Leveraging Disparate Data Sources to Predict Risk: An Analytic Tool to Address Maternal Opioid Use Disorder (307892)

Nicole Harlaar, IBM Watson Health 
*Shannon Harrer, IBM Watson Health 
Cory Pack, IBM Watson Health 
Olivia Reding, IBM Watson Health 
Frank Yoon, IBM Watson Health 

Keywords: Predictive analytics, risk model, disparate data, pooling, ensemble, opioid use disorder

Sound policy and clinical decision making should be based on multiple sources of data. To assess health risks, decision makers must often analyze multiple levels of drivers and influence, from individual to ecological factors. However, disparate data sources are siloed and difficult to use.
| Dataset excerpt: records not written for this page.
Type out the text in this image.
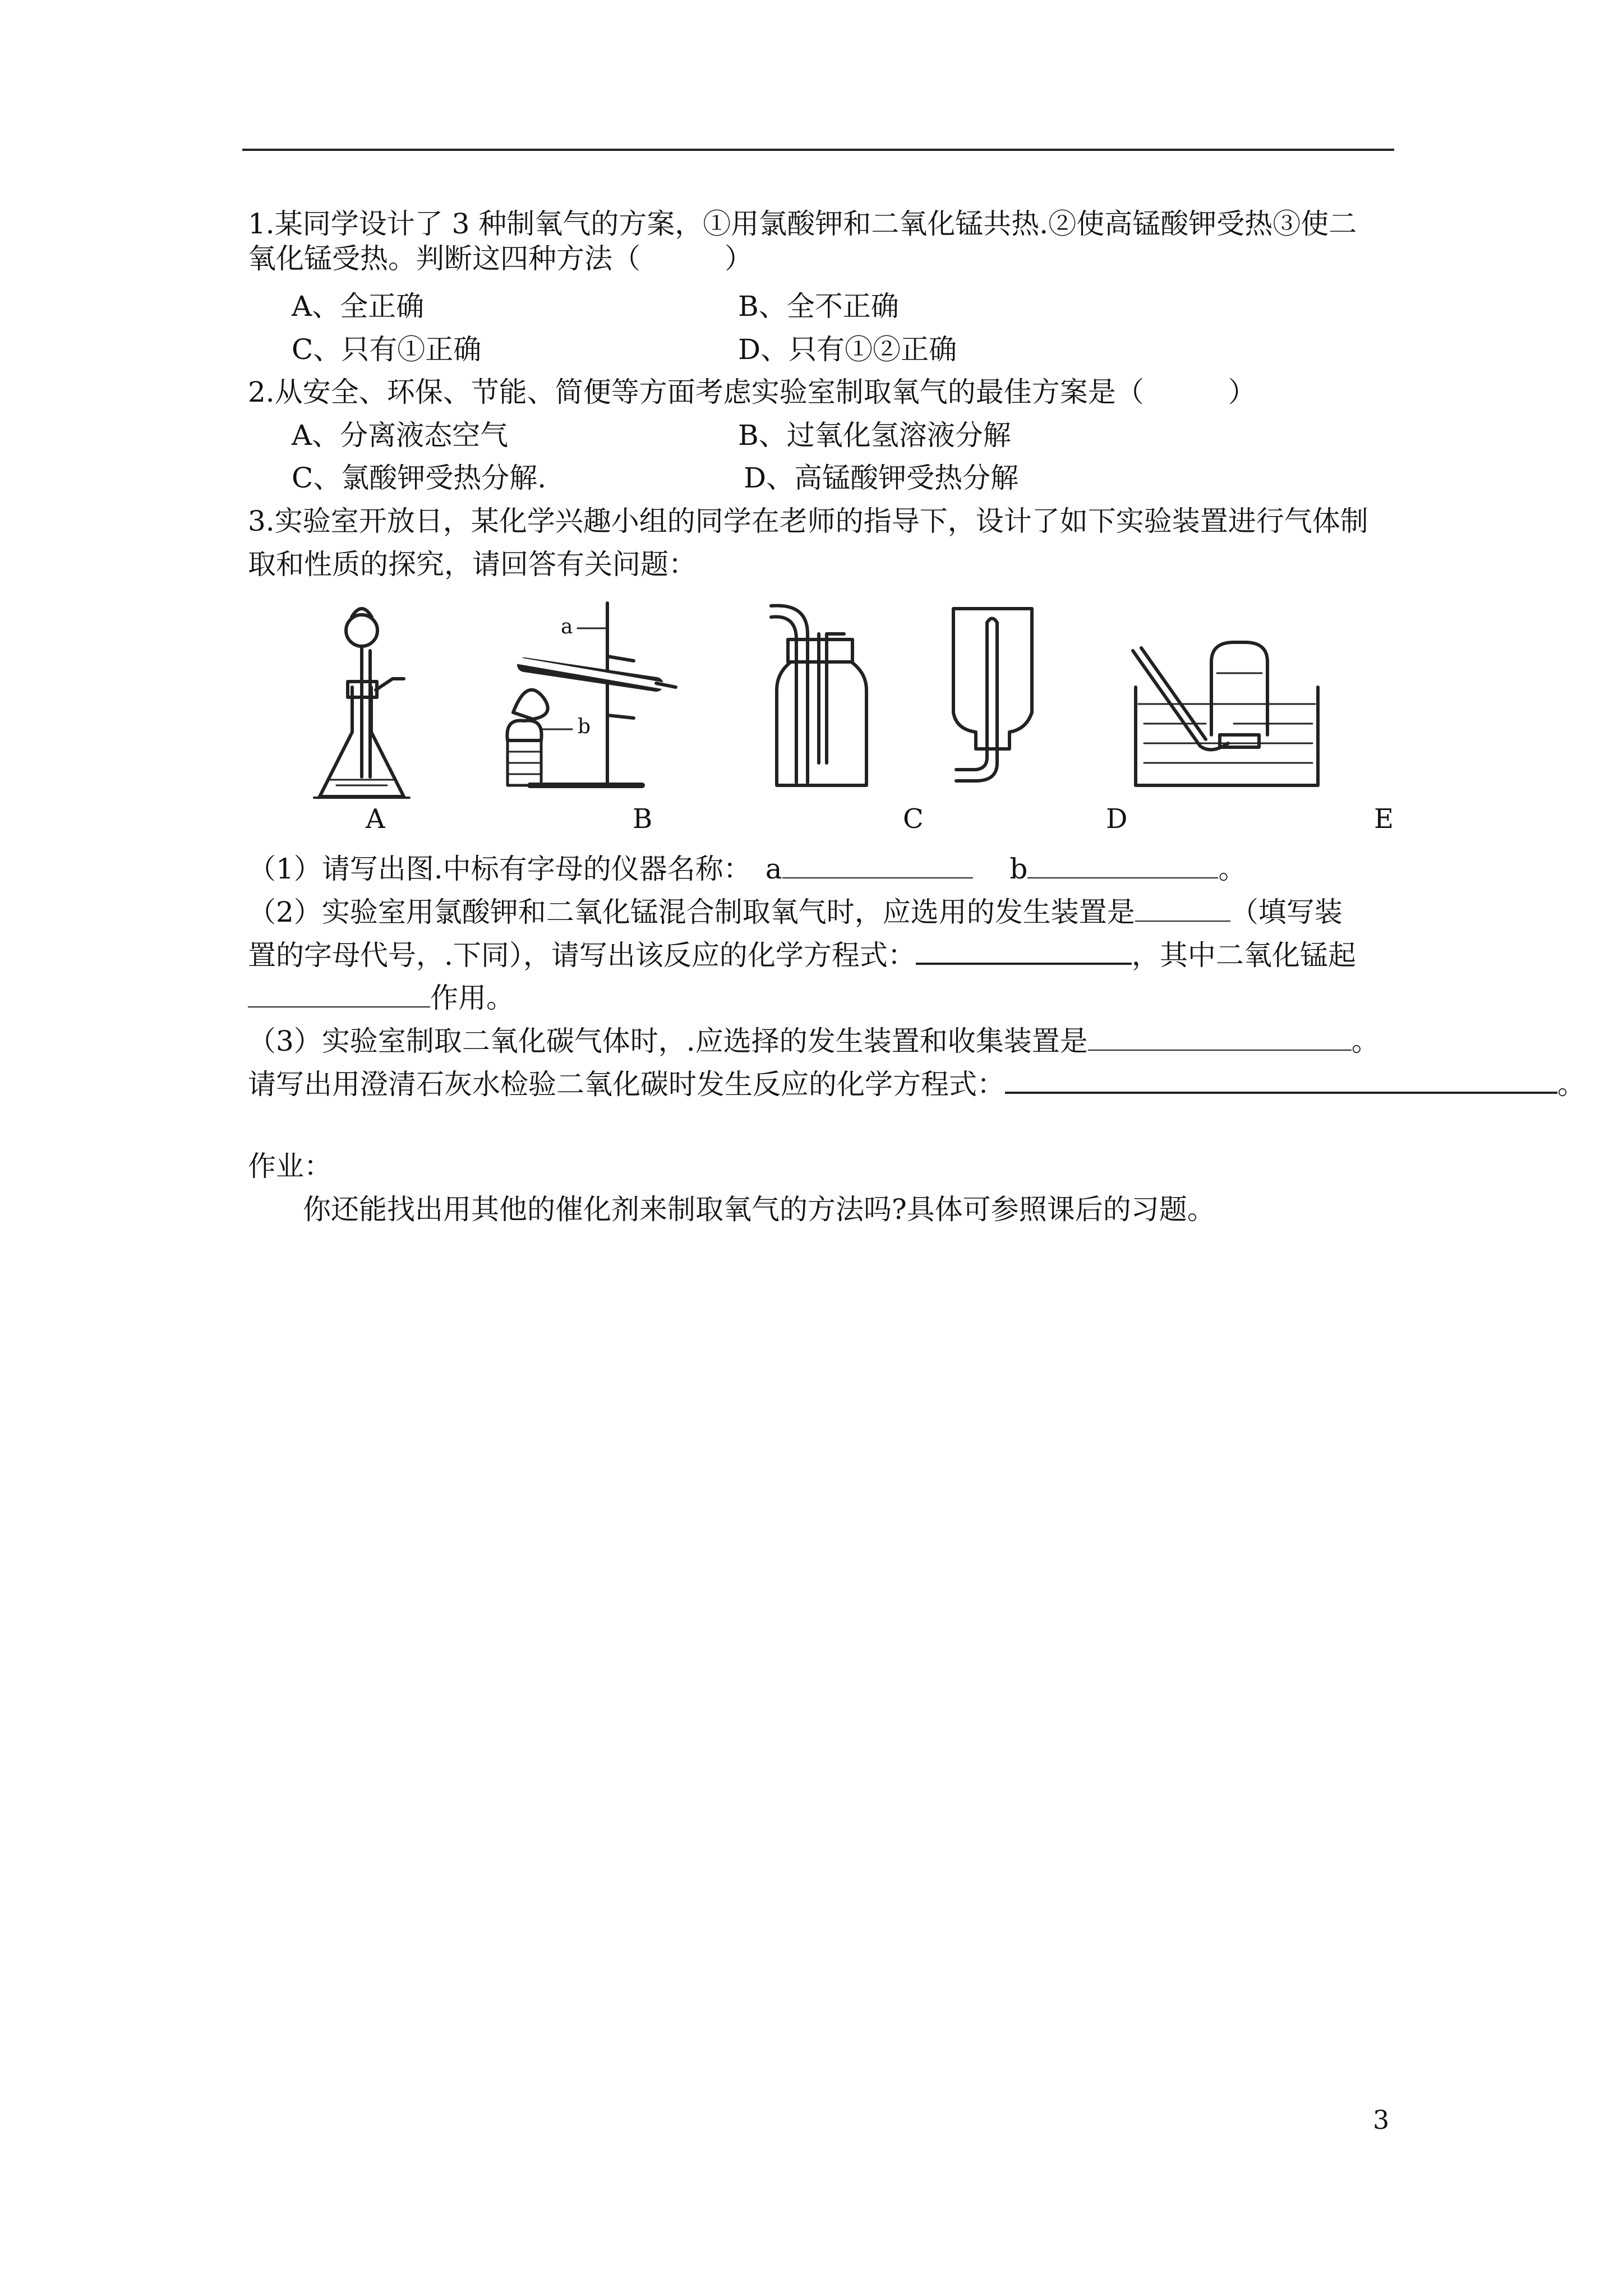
1.某同学设计了 3 种制氧气的方案，①用氯酸钾和二氧化锰共热.②使高锰酸钾受热③使二
氧化锰受热。判断这四种方法（　　　）
A、全正确	B、全不正确
C、只有①正确	D、只有①②正确
2.从安全、环保、节能、简便等方面考虑实验室制取氧气的最佳方案是（　　　）
A、分离液态空气	B、过氧化氢溶液分解
C、氯酸钾受热分解.	D、高锰酸钾受热分解
3.实验室开放日，某化学兴趣小组的同学在老师的指导下，设计了如下实验装置进行气体制
取和性质的探究，请回答有关问题：
a
b
A	B	C	D	E
（1）请写出图.中标有字母的仪器名称：　a	b	。
（2）实验室用氯酸钾和二氧化锰混合制取氧气时，应选用的发生装置是	（填写装
置的字母代号，.下同），请写出该反应的化学方程式：	，其中二氧化锰起
作用。
（3）实验室制取二氧化碳气体时，.应选择的发生装置和收集装置是	。
请写出用澄清石灰水检验二氧化碳时发生反应的化学方程式：	。
作业：
你还能找出用其他的催化剂来制取氧气的方法吗?具体可参照课后的习题。
3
This work addresses this fundamental challenge by providing a predictive analytic technique that combines information from disparate data sources to help decision makers understand their data now to take action for the future. The analytic tool predicts risk of maternal opioid use disorder using a bioecological approach to population health: health is influenced by (1) cumulative effects across lifespans and generations and (2) multiple determinants at different system levels, “from cell to society.” To understand risk factors in maternal opioid use disorder, this work proposes the integration of EHR, claims, health registries, geographic measures, and client intake data for decision making. Through standardized production of analytic information, it helps the analyst or clinician identify high-risk individuals for timely and appropriate interventions and standardizations.